In an executive order issued yesterday, President Trump said the State Department has to implement the President’s foreign policy. Employees who don’t can be fired, he said. Secretary of State Rubio is tasked with reforming the Department to make sure the President’s will is done.

I have no objection to this in principle. It simply reiterates what I have long understood the role of the State Department to be. The problem isn’t with the objectives. It’s with Trump’s mistaken assumptions.

The reality

The assumption is that Foreign Service officers mostly dislike Trump and won’t implement his policies. The dislike for his policies is real. It will be hard to find a Foreign Service officer who wants the US to take over and own Gaza. Few would support tariffs on Canada and Mexico. Canada as the 51st state is not something American diplomats will want to negotiate. Ditto taking over the Panama Canal or Greenland.

Nevertheless, the mandate and tradition of the Service is clear: professional diplomats do what the President wants them to do. They will sometimes express their dissent, either informally or through a formal Dissent Channel message to the Secretary. But having stated their views, they do what they are told. Or resign. Or seek transfer to another job where the conflict does not arise.

I have been in situations where my personal and professional views differed from what I was supposed to do. I and others did not agree with Dick Holbrooke’s plan to end the Bosnian war. We objected to dividing the country into two ethnically defined entities. We spoke up in internal meetings and even appealed against the end-of-war ceasefire to the top of the State Department.

Overruled, I then did my best to contribute at Dayton to the outcome the President wanted. A German colleague and I negotiated the first agreement reached there. I also spent six months working hard in Bosnia to implement the divided solution I had opposed. And I spent another year supervising State Department intelligence analysts who identified threats to that outcome.

The consequences

The executive order reiterating in stentorian terms what is already understood will frighten some Foreign Service officers. They will be reluctant to speak up in dissent. Some will ask for transfers or resign. Others will have good job offers and take them. The President intends to intimidate. He will succeed.

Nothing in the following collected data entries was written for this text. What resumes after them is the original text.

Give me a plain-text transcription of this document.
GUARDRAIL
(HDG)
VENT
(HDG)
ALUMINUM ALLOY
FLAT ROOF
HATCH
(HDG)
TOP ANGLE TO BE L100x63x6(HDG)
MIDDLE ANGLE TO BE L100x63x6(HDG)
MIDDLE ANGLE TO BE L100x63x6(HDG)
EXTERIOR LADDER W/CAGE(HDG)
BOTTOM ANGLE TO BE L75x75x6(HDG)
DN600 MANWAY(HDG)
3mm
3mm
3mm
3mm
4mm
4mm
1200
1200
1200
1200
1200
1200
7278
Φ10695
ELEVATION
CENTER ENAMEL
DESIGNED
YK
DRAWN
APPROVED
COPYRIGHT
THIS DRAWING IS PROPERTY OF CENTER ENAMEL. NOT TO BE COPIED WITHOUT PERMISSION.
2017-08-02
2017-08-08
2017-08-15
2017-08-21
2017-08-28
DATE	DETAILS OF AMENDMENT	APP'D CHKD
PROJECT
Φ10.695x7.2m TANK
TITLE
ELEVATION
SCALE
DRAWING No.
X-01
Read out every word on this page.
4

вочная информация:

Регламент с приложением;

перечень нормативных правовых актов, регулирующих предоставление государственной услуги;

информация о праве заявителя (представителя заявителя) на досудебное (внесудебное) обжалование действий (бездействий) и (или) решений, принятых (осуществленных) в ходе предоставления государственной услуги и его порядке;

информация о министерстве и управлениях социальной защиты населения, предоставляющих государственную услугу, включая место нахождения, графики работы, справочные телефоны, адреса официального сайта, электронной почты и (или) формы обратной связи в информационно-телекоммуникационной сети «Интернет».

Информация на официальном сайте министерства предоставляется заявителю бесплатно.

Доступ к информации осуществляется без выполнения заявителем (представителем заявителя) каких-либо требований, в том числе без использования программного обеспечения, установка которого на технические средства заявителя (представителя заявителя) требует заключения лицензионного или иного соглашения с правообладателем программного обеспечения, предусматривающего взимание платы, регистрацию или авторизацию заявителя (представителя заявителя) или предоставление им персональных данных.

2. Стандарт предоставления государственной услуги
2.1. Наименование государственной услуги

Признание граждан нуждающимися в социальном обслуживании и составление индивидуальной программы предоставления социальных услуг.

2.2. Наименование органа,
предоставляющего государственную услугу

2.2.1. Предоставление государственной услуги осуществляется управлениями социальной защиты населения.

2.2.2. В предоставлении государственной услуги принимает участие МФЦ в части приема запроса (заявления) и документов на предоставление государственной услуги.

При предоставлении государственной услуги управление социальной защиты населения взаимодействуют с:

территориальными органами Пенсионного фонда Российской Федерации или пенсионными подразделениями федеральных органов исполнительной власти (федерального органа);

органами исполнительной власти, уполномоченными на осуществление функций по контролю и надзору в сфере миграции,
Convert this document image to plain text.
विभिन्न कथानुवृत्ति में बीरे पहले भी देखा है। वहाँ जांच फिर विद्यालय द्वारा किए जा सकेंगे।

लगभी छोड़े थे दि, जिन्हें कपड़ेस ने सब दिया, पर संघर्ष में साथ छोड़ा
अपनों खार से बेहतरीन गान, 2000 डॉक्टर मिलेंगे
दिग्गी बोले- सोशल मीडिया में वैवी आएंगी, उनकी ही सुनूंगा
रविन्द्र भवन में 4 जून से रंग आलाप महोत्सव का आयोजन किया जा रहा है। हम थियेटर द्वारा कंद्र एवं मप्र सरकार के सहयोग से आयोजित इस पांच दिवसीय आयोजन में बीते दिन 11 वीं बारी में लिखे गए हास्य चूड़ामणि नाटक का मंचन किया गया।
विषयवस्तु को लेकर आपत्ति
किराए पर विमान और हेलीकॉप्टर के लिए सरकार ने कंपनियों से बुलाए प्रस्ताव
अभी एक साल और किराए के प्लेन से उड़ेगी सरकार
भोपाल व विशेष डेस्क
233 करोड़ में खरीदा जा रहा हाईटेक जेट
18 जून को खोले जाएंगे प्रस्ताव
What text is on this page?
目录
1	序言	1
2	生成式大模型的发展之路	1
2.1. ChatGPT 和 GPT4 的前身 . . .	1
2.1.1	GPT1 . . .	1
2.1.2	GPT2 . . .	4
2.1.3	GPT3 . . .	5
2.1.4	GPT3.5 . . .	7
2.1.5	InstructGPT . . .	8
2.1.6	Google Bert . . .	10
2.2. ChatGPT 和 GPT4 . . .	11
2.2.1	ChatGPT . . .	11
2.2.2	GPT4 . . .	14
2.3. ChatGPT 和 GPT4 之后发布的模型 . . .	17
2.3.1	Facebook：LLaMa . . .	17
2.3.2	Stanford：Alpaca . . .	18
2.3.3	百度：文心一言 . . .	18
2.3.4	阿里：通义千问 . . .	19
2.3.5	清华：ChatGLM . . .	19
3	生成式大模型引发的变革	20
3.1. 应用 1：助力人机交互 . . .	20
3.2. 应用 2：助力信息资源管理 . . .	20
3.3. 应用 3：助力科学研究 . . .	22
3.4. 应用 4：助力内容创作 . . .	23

Whether this is a problem depends on degree. The attempted firing of virtually all USAID officers is going to sharply reduce American capacity to provide foreign assistance. Trump apparently intends that. It will also reduce the capacity of those remaining to prevent waste, fraud, and mismanagement. That is a serious mistake.

But the longer term problem is recruitment. The Foreign Service needs experienced people with deep knowledge of other countries, their languages, their interests, and their cultures. Future classes of incoming diplomats will be sympathetic to the President’s America First agenda. They will fill the roles others have vacated. That is only natural. But that is not a way to get the experienced professionals diplomacy needs.

Yes, State needs cutting

I am not a die hard defender of the Foreign Service, the State Department, or USAID. I was Deputy Chief of Mission at US Embassy Rome in the early 1990s. After dissenting, I implemented budget-induced cuts of 10% of our Italian and American staff. It was painful to the people involved (and to me), but it did not seriously impair the Embassy.

I now believe the cut should have been much larger, starting with the excessive non-State Department staff. The US mission in Italy had 36 different agencies of the US government represented. That is typical of over-size US embassies. Unfortunately, the Trump Administration is calling for cuts in “national” (i.e. non-US) staff. That is the wrong end of the stick. The Americans are much more expensive. The national staff can be cut more readily once the American staff they support is reduced.

Yes, State needs cutting. But you have to start in the right place. Reinventing the wheel won’t get it done.